Album Review: The Royston Club - 'Songs For The Spine'
The Royston Club return with a more complex and emotive second album.
Songs For The Spine releases 8th August and is a huge step forward for the Wrexham four-piece. Their debut album Shaking Hips and Crashing Cars reached an impressive #16 in the charts and was an excellent example of a really strong indie debut, but this next effort represents a shift in maturity and an advancement in songwriting.
Alongside the album, the band will be embarking on their biggest UK headline tour to date, featuring an impressive London show at the O2 forum Kentish Town. The boys are excellent live, bringing a passionate liveliness to every gig which results in a fervent energy around the crowd and a right singalong.
The album’s opener is the band’s darker answer to their debut’s closing track. It utilizes the same loud, intense, at times majestic sound, but where ‘Cherophobe’ called out for help, ‘Shivers’ begs for it. It’s double-entrondric hook hints at the dangers of partying a little too hard, a reference that would feel out of place on their first outing but sets the tone here. The dual vocals in the final chorus create a frenzy of emotion and energy. It’s the band telling us their debut was just the start.
‘The Patch Where Nothing Grows’ is more classic Royston Club. A solid riff kicks things off and is sprinkled throughout, there’s a catchy chorus and a bridge to keep us on our toes. As the first single, it was released a year prior to the album, a considerate amount of time for a young, developing band. This track would feel at home on Shaking Hips and Crashing Cars but also fits in here. It acts almost as a checkpoint as to how far the band has come since.
‘Glued to the Bed’ is a good mixture between these two feelings, acting as an effective and natural stepping stone between the albums. It’s gritty and sweet at the same time and describes love as both thrilling and disappointing, wonderful and painful. About the song, guitarist Ben Mathis said, “I wanted to write about the cynicism towards love that heartbreak can bring, the bittersweet memory of a relationship and the raw aftermath of a breakup. It's about the push and pull between needing to forget and wanting to hold on to what was lost, about how grief can become your entire atmosphere and distort your sense of self.
“Looking back, I see a lot of what I wrote as a defence mechanism after being hurt. I dismiss love as this pretentious, performative thing and in the chorus I sound afraid, pleading for the next relationship not to leave me in the same state.”

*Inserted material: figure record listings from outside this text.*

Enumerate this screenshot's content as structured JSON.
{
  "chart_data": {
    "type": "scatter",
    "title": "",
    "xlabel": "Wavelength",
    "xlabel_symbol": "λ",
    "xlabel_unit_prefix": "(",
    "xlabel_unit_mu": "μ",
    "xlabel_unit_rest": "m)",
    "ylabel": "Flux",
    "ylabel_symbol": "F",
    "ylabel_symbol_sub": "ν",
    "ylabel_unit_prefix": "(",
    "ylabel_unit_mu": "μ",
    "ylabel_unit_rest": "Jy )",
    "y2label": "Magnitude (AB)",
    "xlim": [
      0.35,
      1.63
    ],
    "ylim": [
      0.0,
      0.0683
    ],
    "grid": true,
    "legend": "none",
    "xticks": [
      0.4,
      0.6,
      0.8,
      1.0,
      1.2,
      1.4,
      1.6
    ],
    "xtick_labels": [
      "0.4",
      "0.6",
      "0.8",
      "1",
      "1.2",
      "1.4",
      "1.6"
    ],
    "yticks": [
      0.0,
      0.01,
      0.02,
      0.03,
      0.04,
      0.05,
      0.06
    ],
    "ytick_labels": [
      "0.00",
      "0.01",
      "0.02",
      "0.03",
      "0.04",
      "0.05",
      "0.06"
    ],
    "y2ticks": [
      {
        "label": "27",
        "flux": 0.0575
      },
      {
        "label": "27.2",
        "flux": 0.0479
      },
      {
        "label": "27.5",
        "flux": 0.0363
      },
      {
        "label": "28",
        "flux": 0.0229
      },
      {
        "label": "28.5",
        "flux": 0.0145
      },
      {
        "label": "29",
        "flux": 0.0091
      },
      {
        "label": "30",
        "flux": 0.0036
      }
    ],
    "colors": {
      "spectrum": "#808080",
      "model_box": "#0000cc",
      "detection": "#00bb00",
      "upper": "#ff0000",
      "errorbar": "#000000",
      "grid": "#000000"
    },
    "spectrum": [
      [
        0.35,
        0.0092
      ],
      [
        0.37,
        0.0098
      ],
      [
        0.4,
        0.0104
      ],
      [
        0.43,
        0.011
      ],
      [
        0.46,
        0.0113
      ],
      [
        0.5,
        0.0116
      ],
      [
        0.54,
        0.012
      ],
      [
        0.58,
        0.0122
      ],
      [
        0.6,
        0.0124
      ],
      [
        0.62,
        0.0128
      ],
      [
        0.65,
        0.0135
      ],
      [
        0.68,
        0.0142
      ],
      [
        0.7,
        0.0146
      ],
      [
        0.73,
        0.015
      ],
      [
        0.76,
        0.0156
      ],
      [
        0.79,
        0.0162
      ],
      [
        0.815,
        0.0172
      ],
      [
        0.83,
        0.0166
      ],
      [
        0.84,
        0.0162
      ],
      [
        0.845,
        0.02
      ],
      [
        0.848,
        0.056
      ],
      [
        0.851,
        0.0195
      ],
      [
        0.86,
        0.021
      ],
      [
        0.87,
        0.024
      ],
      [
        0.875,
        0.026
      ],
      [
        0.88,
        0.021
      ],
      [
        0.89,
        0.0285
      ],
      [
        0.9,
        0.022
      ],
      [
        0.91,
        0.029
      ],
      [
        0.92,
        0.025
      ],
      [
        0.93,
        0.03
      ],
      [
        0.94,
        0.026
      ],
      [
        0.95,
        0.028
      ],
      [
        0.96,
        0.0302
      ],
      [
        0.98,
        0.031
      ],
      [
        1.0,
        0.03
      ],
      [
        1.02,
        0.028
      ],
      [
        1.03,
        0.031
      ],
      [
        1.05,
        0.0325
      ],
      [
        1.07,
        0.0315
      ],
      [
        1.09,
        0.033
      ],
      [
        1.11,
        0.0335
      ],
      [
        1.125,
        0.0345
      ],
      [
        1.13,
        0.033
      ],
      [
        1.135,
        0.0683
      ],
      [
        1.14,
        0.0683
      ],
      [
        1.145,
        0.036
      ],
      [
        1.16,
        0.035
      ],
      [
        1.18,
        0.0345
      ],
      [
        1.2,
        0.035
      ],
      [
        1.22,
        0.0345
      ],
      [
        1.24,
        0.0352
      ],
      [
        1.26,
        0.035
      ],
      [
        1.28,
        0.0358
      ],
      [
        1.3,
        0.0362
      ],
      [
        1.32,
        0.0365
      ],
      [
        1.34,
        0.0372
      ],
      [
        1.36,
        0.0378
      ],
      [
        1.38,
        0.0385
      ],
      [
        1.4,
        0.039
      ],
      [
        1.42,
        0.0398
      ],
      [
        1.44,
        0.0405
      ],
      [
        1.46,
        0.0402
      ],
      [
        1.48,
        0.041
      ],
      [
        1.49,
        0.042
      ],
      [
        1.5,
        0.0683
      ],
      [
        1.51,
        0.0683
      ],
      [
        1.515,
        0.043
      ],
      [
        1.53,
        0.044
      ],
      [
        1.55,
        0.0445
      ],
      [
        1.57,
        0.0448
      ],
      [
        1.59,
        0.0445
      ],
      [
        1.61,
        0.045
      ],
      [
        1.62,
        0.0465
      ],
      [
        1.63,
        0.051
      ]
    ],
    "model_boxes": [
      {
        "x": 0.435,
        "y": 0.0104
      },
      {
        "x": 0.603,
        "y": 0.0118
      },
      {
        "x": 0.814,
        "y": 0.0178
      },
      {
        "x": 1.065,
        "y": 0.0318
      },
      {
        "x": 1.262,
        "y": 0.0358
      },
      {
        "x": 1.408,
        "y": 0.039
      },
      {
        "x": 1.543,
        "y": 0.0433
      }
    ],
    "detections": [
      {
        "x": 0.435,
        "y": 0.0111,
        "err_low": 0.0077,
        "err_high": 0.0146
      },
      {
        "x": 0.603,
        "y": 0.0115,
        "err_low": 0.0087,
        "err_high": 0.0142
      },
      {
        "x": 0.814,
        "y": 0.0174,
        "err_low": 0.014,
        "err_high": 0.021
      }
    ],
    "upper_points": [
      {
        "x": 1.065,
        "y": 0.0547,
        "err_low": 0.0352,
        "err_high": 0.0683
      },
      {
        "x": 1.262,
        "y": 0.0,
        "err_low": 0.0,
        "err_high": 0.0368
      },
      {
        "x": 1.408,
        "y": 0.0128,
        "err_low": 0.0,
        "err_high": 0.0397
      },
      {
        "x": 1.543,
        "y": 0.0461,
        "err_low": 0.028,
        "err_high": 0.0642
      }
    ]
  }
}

Lead singer, Tom Faithful delivers all these more sensitive and emotional lyrics with the same earnestness as ever. He’s simply a very likeable frontman that fans can really relate to.
‘Spinning’ illustrates this perfectly, at the same time displaying his vocal versatility. It starts as a very sweet, slower, more ballad-y track which comes as a great surprise. Where often their guitars are heavy, they are more tender here. The song builds louder and more impactful, a showcase of the huge leap forward in the quality and complexity of the songwriting. It’s a rollercoaster in only three minutes.
It was about time that The Royston Club had a real colossal epic, and album closer ‘The Ballad of Glen Campbell’ certainly fits that bill. It’s every advancement we’ve seen in the new album, all come together to fruition. It rises and falls, builds up to be cut down and is packed with passion, intensity, pain and joy in all of its six minutes. For this song to be in a second album is nothing short of impressive, and really speaks for how far this band could go.
The Royston Club have swapped upbeat, catchy indie tunes detailing night outs and run ins with girls with genuinely heartfelt, more complex and emotional tracks about love and loss. It’s a huge and vital step forward, whilst not abandoning their distinct sound and still remaining very recognisable to their fans. They have simply begun to grow and develop. Everyone loves a garage debut that's more like a soundtrack to a bender, think Arctic Monkeys, The Kooks or even The Strokes, but each of these bands had to evolve and grow from these roots, not just to stay relevant and popular, but to build their legacies. That looks like what the band are doing here, and it seems like this is just the beginning for them.